Il y a dix ans que George Harrison a disparu. Un collectionneur a célébré cet anniversaire en s'offrant pour 436 000 euros une Ferrari 356 GT que le guitariste des Beatles conduisait dans les années 70. Cet été, plusieurs objets ayant appartenu aux quatre garçons dans le vent et des vinyles collectors ont atteint des prix record aux enchères. "Les acheteurs ont entre 50 et 65 ans. Ils ont vécu l'avènement du groupe, ont acheté les disques à leur sortie ou ont assisté à des concerts avant la séparation, intervenue en 1969. Il y a surtout des Anglais et des Américains", détaille Serge Vincendet, 56 ans, disquaire depuis trente-huit ans à Monster Melody, à Paris.

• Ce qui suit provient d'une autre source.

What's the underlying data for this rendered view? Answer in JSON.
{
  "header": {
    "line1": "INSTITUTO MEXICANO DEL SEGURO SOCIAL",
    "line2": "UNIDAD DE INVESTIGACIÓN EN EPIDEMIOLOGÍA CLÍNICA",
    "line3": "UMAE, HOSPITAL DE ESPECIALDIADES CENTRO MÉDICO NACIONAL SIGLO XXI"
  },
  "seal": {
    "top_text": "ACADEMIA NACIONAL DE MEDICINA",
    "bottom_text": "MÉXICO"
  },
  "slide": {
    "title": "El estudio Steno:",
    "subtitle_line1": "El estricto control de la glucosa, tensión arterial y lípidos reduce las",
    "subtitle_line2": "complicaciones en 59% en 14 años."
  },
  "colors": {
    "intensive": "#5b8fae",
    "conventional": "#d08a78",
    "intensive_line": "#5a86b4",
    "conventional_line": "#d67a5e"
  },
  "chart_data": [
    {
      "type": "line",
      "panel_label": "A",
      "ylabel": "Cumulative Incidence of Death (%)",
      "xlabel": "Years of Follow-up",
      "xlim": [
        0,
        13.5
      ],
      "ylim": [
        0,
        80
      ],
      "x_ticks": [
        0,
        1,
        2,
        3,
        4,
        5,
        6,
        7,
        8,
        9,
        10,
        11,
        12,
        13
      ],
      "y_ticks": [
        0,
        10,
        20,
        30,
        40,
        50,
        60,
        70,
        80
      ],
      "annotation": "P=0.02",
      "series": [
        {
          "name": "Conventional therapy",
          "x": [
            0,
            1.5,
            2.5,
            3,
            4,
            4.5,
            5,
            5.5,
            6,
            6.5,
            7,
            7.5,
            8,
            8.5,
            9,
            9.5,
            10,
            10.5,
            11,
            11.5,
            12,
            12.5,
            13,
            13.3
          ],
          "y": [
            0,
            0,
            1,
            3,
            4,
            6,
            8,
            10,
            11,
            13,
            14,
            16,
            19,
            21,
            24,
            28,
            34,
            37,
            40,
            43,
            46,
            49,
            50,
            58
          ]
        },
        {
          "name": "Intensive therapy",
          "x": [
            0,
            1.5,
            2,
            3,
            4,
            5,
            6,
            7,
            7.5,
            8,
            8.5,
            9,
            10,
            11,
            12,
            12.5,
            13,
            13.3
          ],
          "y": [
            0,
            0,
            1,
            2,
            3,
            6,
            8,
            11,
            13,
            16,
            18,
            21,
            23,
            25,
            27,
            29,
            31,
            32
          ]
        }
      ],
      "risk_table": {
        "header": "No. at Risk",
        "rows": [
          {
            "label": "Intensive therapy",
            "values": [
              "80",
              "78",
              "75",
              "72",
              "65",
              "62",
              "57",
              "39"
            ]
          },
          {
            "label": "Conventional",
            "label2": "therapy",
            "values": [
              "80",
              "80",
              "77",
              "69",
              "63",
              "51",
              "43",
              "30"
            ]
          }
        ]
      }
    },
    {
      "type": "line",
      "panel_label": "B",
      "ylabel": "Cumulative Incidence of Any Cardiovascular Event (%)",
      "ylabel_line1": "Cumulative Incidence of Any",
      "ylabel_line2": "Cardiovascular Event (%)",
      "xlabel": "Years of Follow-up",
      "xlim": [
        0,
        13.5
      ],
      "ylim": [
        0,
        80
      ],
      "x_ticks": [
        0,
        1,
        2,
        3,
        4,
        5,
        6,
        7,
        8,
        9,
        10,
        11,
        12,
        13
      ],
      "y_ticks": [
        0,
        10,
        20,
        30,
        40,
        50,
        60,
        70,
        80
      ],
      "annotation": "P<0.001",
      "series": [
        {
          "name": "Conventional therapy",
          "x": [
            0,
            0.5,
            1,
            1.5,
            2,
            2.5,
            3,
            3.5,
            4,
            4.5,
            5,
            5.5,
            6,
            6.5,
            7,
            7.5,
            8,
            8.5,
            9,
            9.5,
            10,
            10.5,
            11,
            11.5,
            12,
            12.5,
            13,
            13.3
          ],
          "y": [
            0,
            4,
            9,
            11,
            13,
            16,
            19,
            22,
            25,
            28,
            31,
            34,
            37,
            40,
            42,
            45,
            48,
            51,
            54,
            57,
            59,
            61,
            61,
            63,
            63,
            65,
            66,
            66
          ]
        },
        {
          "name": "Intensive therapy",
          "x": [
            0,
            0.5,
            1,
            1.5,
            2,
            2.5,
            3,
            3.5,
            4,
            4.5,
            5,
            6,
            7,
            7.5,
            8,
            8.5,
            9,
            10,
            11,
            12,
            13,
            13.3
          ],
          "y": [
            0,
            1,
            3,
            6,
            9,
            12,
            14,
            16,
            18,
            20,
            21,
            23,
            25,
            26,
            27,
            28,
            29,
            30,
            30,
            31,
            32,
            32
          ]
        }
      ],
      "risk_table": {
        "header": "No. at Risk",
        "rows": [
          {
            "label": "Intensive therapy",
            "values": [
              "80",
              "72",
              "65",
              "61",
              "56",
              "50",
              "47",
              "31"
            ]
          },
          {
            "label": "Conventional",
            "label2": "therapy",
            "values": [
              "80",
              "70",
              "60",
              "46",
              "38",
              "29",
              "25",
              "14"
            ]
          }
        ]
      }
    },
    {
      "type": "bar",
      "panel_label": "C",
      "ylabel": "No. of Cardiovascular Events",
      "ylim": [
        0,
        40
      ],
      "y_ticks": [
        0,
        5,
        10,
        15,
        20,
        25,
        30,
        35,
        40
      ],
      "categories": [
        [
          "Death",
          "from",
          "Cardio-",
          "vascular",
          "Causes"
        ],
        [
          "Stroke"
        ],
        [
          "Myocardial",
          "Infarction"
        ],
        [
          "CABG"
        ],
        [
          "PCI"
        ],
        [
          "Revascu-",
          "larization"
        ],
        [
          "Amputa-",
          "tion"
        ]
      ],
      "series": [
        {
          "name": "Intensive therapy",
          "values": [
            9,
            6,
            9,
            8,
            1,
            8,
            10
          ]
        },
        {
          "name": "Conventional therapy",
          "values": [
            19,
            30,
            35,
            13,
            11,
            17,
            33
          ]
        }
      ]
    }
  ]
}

Les détails qui font le prix du disque d'époque
Ces fans de la première heure achètent tout, du chapeau de cow-boy de John Lennon à sa cuvette de toilettes. "Certains objets liés à l'histoire des Beatles atteignent des sommes astronomiques, à l'image de ce contrat d'engagement pour un concert en Californie, signé par le manager Brian Epstein. On dit que leur entourage direct ferait monter les prix, voire que Paul McCartney et Ringo Starr achèteraient eux-mêmes pour récupérer ce qui leur appartient", précise Ludovic Danteny, un trentenaire passionné. Sur son site, Yellow-sub.net, il note depuis douze ans tous les objets liés au groupe vendus dans le monde. Grâce à une revue de presse, ce responsable de référencement sur le Net donne une idée de leur cote.

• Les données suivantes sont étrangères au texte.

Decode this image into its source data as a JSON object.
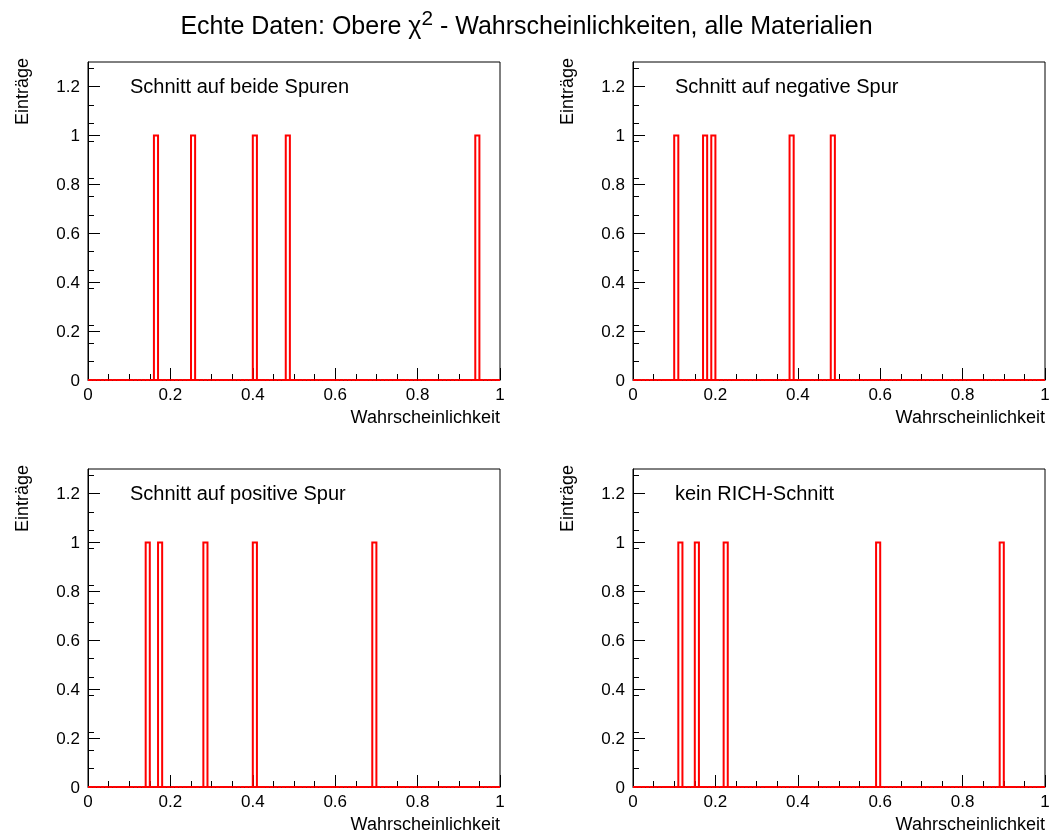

Si l'on s'en tient aux disques, "ce qui fait la valeur des vinyles d'époque, c'est l'état neuf, la pochette, la sous-pochette, l'étiquette de prix d'origine, l'édition ou le pays de provenance, et, bien sûr, les particularités de certaines éditions, que l'on reconnaît grâce à l'étiquette centrale, qui mentionne le label et l'imprimeur", détaille Jacques Gros, 58 ans, disquaire à la librairie Parallèles, à Paris. Il énumère les albums les plus recherchés : "Le premier Please, Please Me pressé en Grande-Bretagne, Yesterday and Today en version butcher cover, fabriquée pour les Etats-Unis et très vite retirée des bacs, les premières séries du White Album." Pour les acquérir, il faut être prêt à faire grimper les enchères ou à chercher longtemps. Car, foi de disquaire, "si j'en trouve un rare comme cela, je le garde pour un bon client, dit Serge Vincendet, ... ou pour moi".